Highway Patrolman is a revelation. As with the other lost entries in Alex Cox’s oeuvre, it indicates that this complicated artist, a man who literally gained international fame and lost it within a significantly short period of time, was unfair judged and critically castigated. As we went off to make the kind of movies he could, he created many a misjudged masterwork. This take on police work in the problematic backwaters of Mexico may seem like the standard set-up for corruption among cops. What it winds up being is an amazing character study carved out of a clever deconstruction of the genre types.

#4: Snuff Box (dir. Michael Cumming)

Snuff Box is a bloody work of art. It’s genius. It’s hilarious. It’s unlike anything you’ve ever seen in either a British or American comedy. Take David Lynch’s strange sensation On the Air, throw in a bit of Monty Python, a smidgen of Bottom, and the collective consciousness from a couple dozen insane asylums…and you’ve barely scratched the surface of what makes this six part series so great. So many amazing ideas clash and cram into each other, the result being yet another flawlessly executed blackout guaranteed to make your sides split and your brain twist. And then it gets funny. REALLY funny.

#3: Snack Bar Budapest (dir. Tinto Brass)

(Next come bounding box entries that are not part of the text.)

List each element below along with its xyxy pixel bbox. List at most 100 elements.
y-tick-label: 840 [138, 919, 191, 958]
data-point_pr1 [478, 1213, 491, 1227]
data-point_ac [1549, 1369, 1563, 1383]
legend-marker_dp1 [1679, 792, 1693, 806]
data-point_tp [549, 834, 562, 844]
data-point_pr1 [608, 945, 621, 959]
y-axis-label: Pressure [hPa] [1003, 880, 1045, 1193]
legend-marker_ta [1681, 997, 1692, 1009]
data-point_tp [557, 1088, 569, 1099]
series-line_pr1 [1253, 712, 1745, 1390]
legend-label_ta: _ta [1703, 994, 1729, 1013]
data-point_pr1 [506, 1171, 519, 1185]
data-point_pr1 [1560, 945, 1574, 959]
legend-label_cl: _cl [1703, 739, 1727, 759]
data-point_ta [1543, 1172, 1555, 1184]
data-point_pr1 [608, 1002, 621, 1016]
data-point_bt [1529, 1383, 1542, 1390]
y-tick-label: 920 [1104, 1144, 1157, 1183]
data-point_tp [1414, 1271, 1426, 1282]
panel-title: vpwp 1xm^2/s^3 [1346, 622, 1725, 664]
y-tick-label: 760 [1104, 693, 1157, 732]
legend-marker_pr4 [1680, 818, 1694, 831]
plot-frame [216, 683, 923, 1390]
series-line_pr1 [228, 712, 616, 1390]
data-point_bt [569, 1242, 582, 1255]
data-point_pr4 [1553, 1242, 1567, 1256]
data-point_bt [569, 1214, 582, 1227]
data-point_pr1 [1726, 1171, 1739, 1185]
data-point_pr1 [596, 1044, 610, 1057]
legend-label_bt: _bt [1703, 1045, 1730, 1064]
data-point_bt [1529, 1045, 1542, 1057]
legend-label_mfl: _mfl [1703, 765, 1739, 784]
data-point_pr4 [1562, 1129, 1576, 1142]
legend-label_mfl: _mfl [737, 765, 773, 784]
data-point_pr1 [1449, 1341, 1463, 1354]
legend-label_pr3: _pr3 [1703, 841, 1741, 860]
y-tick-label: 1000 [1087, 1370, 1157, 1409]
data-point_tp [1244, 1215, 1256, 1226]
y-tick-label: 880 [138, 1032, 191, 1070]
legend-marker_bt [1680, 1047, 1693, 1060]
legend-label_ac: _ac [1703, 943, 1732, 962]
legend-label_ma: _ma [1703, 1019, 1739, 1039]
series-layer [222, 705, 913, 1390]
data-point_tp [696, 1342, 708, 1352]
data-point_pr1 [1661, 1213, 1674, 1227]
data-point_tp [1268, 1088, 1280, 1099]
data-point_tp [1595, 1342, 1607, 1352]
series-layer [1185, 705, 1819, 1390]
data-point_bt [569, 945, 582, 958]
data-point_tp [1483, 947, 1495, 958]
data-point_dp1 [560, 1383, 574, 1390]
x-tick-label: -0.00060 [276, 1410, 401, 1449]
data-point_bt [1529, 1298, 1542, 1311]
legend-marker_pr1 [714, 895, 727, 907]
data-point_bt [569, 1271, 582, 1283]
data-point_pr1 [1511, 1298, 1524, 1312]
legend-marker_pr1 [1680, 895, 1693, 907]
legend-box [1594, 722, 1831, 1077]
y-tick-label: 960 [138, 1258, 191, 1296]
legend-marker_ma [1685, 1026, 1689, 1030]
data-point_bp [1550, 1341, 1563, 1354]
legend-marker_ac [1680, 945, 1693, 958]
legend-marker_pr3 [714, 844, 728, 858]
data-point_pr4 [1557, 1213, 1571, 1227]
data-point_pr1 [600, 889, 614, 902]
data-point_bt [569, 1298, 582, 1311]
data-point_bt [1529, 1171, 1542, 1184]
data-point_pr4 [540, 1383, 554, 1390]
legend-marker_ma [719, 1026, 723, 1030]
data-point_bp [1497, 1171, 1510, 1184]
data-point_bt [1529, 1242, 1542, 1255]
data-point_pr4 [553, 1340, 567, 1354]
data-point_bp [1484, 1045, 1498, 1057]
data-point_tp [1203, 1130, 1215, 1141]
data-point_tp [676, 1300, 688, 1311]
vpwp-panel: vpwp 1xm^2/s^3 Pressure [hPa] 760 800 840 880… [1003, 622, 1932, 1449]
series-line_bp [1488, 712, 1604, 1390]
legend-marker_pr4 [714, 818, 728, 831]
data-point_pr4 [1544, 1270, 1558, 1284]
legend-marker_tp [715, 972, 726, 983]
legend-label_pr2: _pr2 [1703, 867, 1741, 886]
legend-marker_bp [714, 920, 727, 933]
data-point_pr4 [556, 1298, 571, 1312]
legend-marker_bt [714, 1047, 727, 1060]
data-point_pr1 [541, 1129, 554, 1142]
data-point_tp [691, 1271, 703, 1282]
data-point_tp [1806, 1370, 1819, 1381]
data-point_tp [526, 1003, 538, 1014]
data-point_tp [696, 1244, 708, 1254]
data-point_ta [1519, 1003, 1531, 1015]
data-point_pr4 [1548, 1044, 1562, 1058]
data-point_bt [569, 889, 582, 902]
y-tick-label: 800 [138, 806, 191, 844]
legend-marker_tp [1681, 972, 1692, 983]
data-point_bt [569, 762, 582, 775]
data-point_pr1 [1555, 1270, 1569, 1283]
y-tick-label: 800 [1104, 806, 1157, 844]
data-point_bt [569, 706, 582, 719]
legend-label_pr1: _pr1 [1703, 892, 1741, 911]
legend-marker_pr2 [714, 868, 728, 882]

Snack Bar Budapest is like a waking dream. It’s star Giancarlo Giannini looking downtrodden and slovenly while all around him Italy explodes in get rich quick possibilities. For his part, director Tinto Brass ladles on the luxuries. There are times when the film feels like a cross between Blade Runner and a grunge version of Brazil. The use of neon emphasizes the gloom and glamour of the time, while the acting and compositions keep the story centered on the dilemmas between the players. Though the ending turns things a bit too contrived, the overall vibe of Snack Bar Budapest is like the last act of a dying man.

#2: The Trip (dir. Michael Winterbottom)

Nobody should look this miserable having a supposedly good time. No one, be it on holiday or as part of a cook’s tour of Northern England, should be so angst-ridden and afraid. But that’s exactly the look that UK funnyman Steve Coogan carries throughout this likeable, laugh-filled quasi-documentary . Taken from a six part UK series co-starring the artist formerly/currently known as Alan Partridge and his comedian/impressionist buddy Rob Brydon, what was supposed to be a sunny adventure with his live-in love turns into a battle of wits between two men whose company they could each care less for. It’s a war we want to watch over and over again.

#1: Santa Sangre Blu-ray (dir. Alejandro Jodorowsky )

Part giallo, part phantasmagorical parade, Santa Sangre is Jodorowsky adapting his otherwise outsized style for a more “commercial” approach. While it didn’t seem that way when the movie was first released in 1989, time and the expectations have definitely caught up with the arthouse agent provocateur. With the advent of DVD, and the discovery of thousands of likeminded motion picture makers from around the world, Jodorowsky’s ideas have become the foundation for an entire subgenre of genius. As with his other masterpieces – Topo and Mountain – the director is digging through a vast imagination wasteland, conjuring heroes and villains, saints and demons with a dramatic drive reserved for only the finest film minds. He then sprinkles on his own unique allusions to make the sometimes elusive metaphors even more meaningful.